Some of you are old enough to remember the famous NY Daily News headline from the day in 1975 when Pres. Gerald Ford refused to help New York City as it teetered on the brink of bankruptcy. “Ford to City: Drop Dead” was the memorable line.
Today, I’m dusting it off for a similar kiss-off that Bibi offered to the J14 social justice protesters. Offering a sharp slap in the face to the hundreds of thousands of Israelis who came out in force during the summer to demonstrate for social and economic justice, and in contradiction to the recommendation of his own commission established to implement the goals of this movement, Bibi Netanyahu has decided to increase the Israeli defense budget by $700-million:
“We are going to add three million shekels to the defense budget,” Netanyahu said at a news conference.
Agence France Presse (which reported the story) can’t count as he clearly said 3 BILLION shekels, not MILLION. This is confirmed by a Hebrew language report on Kol Yisrael. But what’s a billion or million among friends?
This enormous increase in the defense budget comes as a bribe or payback to Bibi’s pal, Ehud Barak, the current defense minister. Barak, who faces political oblivion in the next election unless he can prove himself politically relevant (an unlikely proposition), needs a life-raft. That’s what Bibi gave him. $700 million goes a helluva long way to cement loyalties, keep people in line, and prove you’ve got muscle when your political future is in jeopardy.
The AFP story continues:
Netanyahu had in October supported the recommendations of a report he commissioned, by respected economist Manuel Trajtenberg, which were intended to address rising frustrations about the cost of living and income disparity in the Jewish state that triggered mass protests last year.

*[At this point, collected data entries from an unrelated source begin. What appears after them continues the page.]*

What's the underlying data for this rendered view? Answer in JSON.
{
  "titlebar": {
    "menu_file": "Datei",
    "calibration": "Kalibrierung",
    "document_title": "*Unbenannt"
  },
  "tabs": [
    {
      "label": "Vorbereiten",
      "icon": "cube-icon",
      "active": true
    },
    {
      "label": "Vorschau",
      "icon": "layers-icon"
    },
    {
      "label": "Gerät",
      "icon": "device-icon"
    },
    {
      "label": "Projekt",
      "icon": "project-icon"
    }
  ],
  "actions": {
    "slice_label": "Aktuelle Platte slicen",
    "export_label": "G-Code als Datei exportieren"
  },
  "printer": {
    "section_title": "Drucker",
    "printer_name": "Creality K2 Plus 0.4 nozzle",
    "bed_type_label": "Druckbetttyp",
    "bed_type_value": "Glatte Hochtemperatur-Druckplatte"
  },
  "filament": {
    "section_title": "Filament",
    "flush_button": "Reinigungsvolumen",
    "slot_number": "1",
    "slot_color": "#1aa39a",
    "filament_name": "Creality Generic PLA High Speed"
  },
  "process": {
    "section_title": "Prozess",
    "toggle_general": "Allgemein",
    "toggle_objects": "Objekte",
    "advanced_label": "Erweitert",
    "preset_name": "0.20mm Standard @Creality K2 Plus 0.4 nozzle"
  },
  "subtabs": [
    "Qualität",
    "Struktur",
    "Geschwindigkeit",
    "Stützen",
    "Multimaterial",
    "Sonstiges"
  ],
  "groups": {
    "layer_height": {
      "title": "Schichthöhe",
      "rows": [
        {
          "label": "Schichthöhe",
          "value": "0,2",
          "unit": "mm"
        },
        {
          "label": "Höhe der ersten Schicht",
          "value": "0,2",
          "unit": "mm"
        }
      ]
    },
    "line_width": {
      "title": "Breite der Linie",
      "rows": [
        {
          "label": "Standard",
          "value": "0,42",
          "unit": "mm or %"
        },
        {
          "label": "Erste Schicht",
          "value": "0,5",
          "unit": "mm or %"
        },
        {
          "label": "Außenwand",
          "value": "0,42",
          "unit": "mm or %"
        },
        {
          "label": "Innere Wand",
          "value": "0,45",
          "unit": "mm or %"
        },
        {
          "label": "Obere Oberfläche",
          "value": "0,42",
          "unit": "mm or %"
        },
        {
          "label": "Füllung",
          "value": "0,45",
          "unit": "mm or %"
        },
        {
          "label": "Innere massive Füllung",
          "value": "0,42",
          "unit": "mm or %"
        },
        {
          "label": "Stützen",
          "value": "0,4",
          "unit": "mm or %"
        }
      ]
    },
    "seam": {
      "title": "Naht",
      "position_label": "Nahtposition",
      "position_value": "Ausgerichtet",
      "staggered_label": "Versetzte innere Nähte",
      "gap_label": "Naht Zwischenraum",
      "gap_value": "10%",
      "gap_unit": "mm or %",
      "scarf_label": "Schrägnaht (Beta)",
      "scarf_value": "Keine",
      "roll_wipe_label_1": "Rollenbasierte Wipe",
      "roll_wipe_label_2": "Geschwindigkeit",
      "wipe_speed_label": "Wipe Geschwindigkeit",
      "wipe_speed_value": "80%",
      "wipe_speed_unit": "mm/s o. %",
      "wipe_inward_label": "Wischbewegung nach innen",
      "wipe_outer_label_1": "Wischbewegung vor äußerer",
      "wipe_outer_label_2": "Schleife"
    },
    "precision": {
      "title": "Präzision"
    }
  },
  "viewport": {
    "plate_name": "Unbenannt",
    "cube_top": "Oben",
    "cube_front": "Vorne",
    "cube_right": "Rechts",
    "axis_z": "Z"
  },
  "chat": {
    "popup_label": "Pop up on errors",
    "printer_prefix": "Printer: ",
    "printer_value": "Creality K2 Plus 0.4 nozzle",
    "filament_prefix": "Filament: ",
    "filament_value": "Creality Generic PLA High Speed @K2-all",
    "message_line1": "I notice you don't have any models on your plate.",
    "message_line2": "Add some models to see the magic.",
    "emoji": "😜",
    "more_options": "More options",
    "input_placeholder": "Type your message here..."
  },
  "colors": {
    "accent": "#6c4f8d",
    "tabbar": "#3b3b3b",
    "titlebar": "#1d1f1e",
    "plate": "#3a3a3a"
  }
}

One of the Trajtenberg report’s proposals was to cut a defense budget that amounts to around $14 billion, of which $3 billion comes in annual U.S. military aid, to finance a series of social initiatives without increasing the deficit.
Around the region, nations are in revolt against authoritarian regimes rooted in corruption and official brutality. The people are saying No to military regimes backed by brute force and secret police. So what does the Israeli government do? It, of course, does everything in its power to make itself out to be precisely the sort of regime that is in the midst of being toppled in other parts of the region. Instead of butter, it chooses guns. Instead of the 99%, it chooses the 1%. Instead of youth and the future, it chooses to remain mired in the disputes of the past:
“I have reflected on this question, but in view of what has happened in the region, I have reached the conclusion that cutting the defense budget would be a mistake, even a big mistake,” Netanyahu said.
“Any sensible person can see what is happening around us. … All these changes have strategic implications for the national security of the state of Israel, for our ability to face the new challenges and instability,” he told a weekly cabinet meeting, according to a statement from his office.
The Israeli army “is the shield of the country, which is why we must increase its means,” he added.
Israel is bolstering its military when the Egyptian armed forces are on the verge of playing a far reduced role in that society. While the Syrian democratic opposition masses in defiance of Syrian military repression, the Israeli army brutalizes its own citizens in peaceful protests in the West Bank and elsewhere. While Syrians demand free speech, Israel suppresses it with countless new laws designed to stifle the 99% at the expense of the 1%.
Today, Israeli activists have come out in force (Hebrew) to protest passage of the “Infiltrators Law,” which punishes migratory workers and those fleeing African genocide for seeking asylum in Israel. Under the law, illegals can be jailed for up to three years without any legal process whatsoever. And yes, they do call such poor souls “infiltrators” as if they mean nothing but harm to Israel just by the fact that they have the chutzpah to enter it. The original 1954 Infiltrators Law was designed to prevent those Israeli Palestinians who’d been exiled by the Nakba from returning. Interesting how such laws can be used historically to dispossess undesirable pre-State (non-Jewish) Israelis and contemporary (non-Jewish) undesirables.
The Israeli protesters have pitched tents in the poorest neighborhoods of Tel Aviv where many of the migrants live. They also blocked a major intersection in the heart of the city, causing the police to respond forcefully in ejecting them. Of the hundreds of demonstrators, at least five were arrested and more were wounded. After the police left, the activists reblocked the roads that had just been cleared.
One among the signs held aloft at the protest harkened back to 20th Jewish history: “No concentration camp for refugees.” As one commenter in Didi Remez’ Facebook thread noted:
Punishing those who are fleeing genocide…who would’ve thought it possible [in Israel].
And in a related development, Daphni Leef, who founded the J14 movement after she was evicted from her own Tel Aviv apartment, has been evicted yet again. She tweeted that while Bibi has three homes of his own, she’s on her third eviction. “Maybe I’ll just have to erect a tent somewhere,” she tweets (in reference to the J14 tent movement that began in Tel Aviv last summer and spread rapidly throughout the country).